Nowy BAASCH i debiut SALK płytami tygodnia
To wcale nie jest takie oczywiste, bo dźwięki płynące z wydawnictwa prowadzonego przez Roberta Amiriana są pełne melancholii, sporo w nich eksperymentów i raczej trudno je grać przed południem. Co więc nas przekonuje? Na pewno konsekwentne budowanie marki kojarzonej z ambitnym popem, ciekawy dobór artystów i świetna jakość muzyki. Nie trzeba chyba nikomu przestawiać tajemniczego projektu BOKKA, bo tak jak Fismoll regularnie zbierają komplety widzów na koncertach w naszym mieście.

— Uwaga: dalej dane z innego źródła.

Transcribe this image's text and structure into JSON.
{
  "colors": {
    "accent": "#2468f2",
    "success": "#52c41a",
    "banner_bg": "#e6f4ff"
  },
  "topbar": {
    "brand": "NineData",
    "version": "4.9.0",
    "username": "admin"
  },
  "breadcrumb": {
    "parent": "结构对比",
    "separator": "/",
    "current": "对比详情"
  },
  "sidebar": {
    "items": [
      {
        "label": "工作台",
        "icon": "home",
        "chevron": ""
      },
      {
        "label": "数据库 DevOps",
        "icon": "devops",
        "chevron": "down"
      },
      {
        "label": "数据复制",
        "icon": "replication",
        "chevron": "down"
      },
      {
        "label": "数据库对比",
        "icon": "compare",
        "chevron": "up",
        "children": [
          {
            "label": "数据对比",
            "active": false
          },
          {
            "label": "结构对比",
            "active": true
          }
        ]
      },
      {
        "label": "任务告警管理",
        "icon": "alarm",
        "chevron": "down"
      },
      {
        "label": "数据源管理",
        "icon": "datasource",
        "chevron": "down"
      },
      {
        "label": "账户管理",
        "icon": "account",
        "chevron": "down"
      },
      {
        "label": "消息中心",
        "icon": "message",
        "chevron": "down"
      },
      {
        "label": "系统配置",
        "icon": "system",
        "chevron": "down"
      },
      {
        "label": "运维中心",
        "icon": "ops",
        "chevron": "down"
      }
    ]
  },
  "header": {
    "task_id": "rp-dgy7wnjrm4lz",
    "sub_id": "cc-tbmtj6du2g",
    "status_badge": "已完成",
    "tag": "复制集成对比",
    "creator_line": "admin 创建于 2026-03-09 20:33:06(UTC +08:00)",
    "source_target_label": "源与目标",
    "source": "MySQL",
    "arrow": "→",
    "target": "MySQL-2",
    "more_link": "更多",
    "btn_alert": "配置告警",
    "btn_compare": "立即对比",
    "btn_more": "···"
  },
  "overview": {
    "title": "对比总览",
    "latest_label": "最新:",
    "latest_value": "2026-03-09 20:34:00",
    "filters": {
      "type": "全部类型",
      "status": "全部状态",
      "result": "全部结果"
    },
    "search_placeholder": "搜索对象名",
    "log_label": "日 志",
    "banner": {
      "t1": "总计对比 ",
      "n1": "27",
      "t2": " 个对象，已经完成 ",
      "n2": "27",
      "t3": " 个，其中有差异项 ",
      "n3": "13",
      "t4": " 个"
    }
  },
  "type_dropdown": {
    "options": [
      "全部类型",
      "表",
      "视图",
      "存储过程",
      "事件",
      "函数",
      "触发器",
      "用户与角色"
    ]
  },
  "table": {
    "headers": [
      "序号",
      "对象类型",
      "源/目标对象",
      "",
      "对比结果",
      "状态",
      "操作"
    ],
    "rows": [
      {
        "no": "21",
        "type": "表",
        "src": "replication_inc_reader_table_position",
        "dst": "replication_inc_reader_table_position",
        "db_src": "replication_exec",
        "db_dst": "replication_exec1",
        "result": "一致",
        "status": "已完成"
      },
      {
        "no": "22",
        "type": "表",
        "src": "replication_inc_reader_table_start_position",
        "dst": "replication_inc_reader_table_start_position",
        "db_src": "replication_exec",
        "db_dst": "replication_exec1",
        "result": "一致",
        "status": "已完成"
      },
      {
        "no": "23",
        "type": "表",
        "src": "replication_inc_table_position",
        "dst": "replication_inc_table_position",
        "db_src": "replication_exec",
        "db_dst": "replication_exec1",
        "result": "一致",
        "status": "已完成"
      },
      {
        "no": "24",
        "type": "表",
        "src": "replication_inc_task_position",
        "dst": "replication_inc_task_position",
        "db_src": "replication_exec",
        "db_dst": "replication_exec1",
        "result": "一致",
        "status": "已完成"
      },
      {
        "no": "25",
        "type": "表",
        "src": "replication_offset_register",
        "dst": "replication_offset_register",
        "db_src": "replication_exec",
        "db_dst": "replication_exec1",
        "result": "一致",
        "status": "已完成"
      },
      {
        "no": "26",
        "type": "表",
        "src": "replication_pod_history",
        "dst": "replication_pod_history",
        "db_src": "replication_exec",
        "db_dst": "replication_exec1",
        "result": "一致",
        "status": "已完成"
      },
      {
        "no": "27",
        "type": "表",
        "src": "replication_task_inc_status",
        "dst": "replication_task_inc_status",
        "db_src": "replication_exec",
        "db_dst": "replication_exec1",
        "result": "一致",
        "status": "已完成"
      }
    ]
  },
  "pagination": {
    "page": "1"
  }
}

Również Kari, Oly i Milky Wishlake często możecie usłyszeć w RAMie, a niedawno dołączył do nich też wrocławianin Endy Yden, na którego debiut czekamy z niecierpliwością.
Tymczasem dostajemy dwie całkiem różne od siebie nowe płyty. A łączyć je może co najwyżej Nextpopowa dbałość o jakość i balansowanie na granicy głównego nurtu i alternatywy. Czerwona jest wypełniona chłodną, gęstą elektroniką, a na niebieskiej dla odmiany bywa całkiem przytulnie.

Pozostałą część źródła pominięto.